Running on Tuesday was a disappointment and the legs ached so much.
Work was pretty tough too on Wednesday and just about pooped.
Thursday, up early for physio!! and the foot and ankle really strapped well. Alex checked out the calf's and found they were really tight so i had a sports massage. Oh yea gods!!! it was soooooooo painful I'm sure they must have heard me yelping out in the streets!! I was then told to stretch every 2 hours for the rest of the day and to stretch as much as possible before Sunday!! oh and i may be De hydrating prior to running. Actually that may well be true so drinking loads for the rest of the Day!!! Running Thursday was not much better so can only hope that all goes well on Sunday. Oh and i need some compression socks as they may help. not sure if they will but Alex said give them a try!

Socks ordered on the Internet!!! my goodness how much for a pair of socks!!! £20 gulp!!!

Friday i was waiting patiently for today. I took some time off work because i heard from my niece Shelly that she would be visiting today with her mum and son!!! I have not seen my niece for many years. What a fantastic morning, cant describe it. We will now be keeping in touch and will see each other from time to time. Continued to drink and stretch all day today as well!!!

Friday night out to the Running clubs Christmas do! not really what i thought , the music was really poor!! and the sad thing is its often the music that sets the night up and so people left early and we too went home before the witching hour!!

 Saturday Legs so painful to touch even the skin feels sore! but still stretching.
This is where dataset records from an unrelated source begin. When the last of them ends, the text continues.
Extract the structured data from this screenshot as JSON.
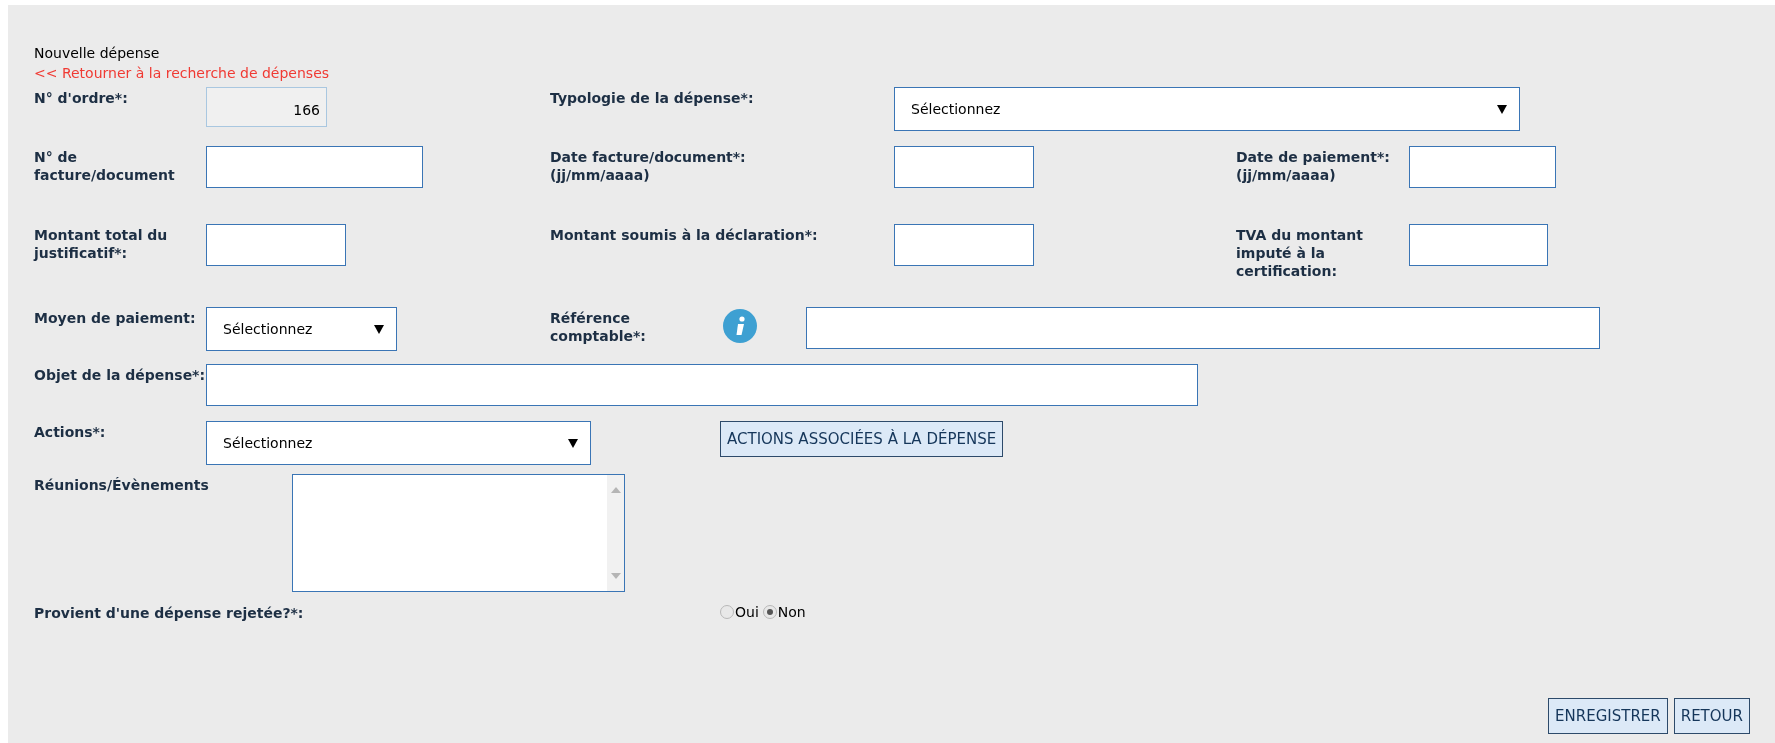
{
  "title": "Nouvelle dépense",
  "back_link": "<< Retourner à la recherche de dépenses",
  "order_number": {
    "label": "N° d'ordre*:",
    "value": "166",
    "disabled": true
  },
  "typology": {
    "label": "Typologie de la dépense*:",
    "value": "Sélectionnez"
  },
  "invoice_number": {
    "label": "N° de facture/document"
  },
  "invoice_date": {
    "label": "Date facture/document*:",
    "hint": "(jj/mm/aaaa)"
  },
  "payment_date": {
    "label": "Date de paiement*:",
    "hint": "(jj/mm/aaaa)"
  },
  "total_amount": {
    "label": "Montant total du justificatif*:"
  },
  "declared_amount": {
    "label": "Montant soumis à la déclaration*:"
  },
  "vat": {
    "label": "TVA du montant imputé à la certification:"
  },
  "payment_method": {
    "label": "Moyen de paiement:",
    "value": "Sélectionnez"
  },
  "accounting_ref": {
    "label": "Référence comptable*:"
  },
  "purpose": {
    "label": "Objet de la dépense*:"
  },
  "actions": {
    "label": "Actions*:",
    "value": "Sélectionnez",
    "button": "ACTIONS ASSOCIÉES À LA DÉPENSE"
  },
  "meetings": {
    "label": "Réunions/Évènements"
  },
  "rejected": {
    "label": "Provient d'une dépense rejetée?*:",
    "options": [
      {
        "label": "Oui",
        "selected": false
      },
      {
        "label": "Non",
        "selected": true
      }
    ]
  },
  "buttons": [
    "ENREGISTRER",
    "RETOUR"
  ]
}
Cycled down to see Tom all 5 miles!!! hope that gave my legs some exercise!! Bungalow is looking homely and i have started to make friends with his dog!! i did have a handbag full of dog treats though! i wonder if he will expect those all the time!!
Thought i should have early night Saturday ready for race day. Must get up early. Well that went to plan. As for the race i will put it all down tomorrow as i am so tired i need to get to bed! We have been out for a meal and I'm pooped again!!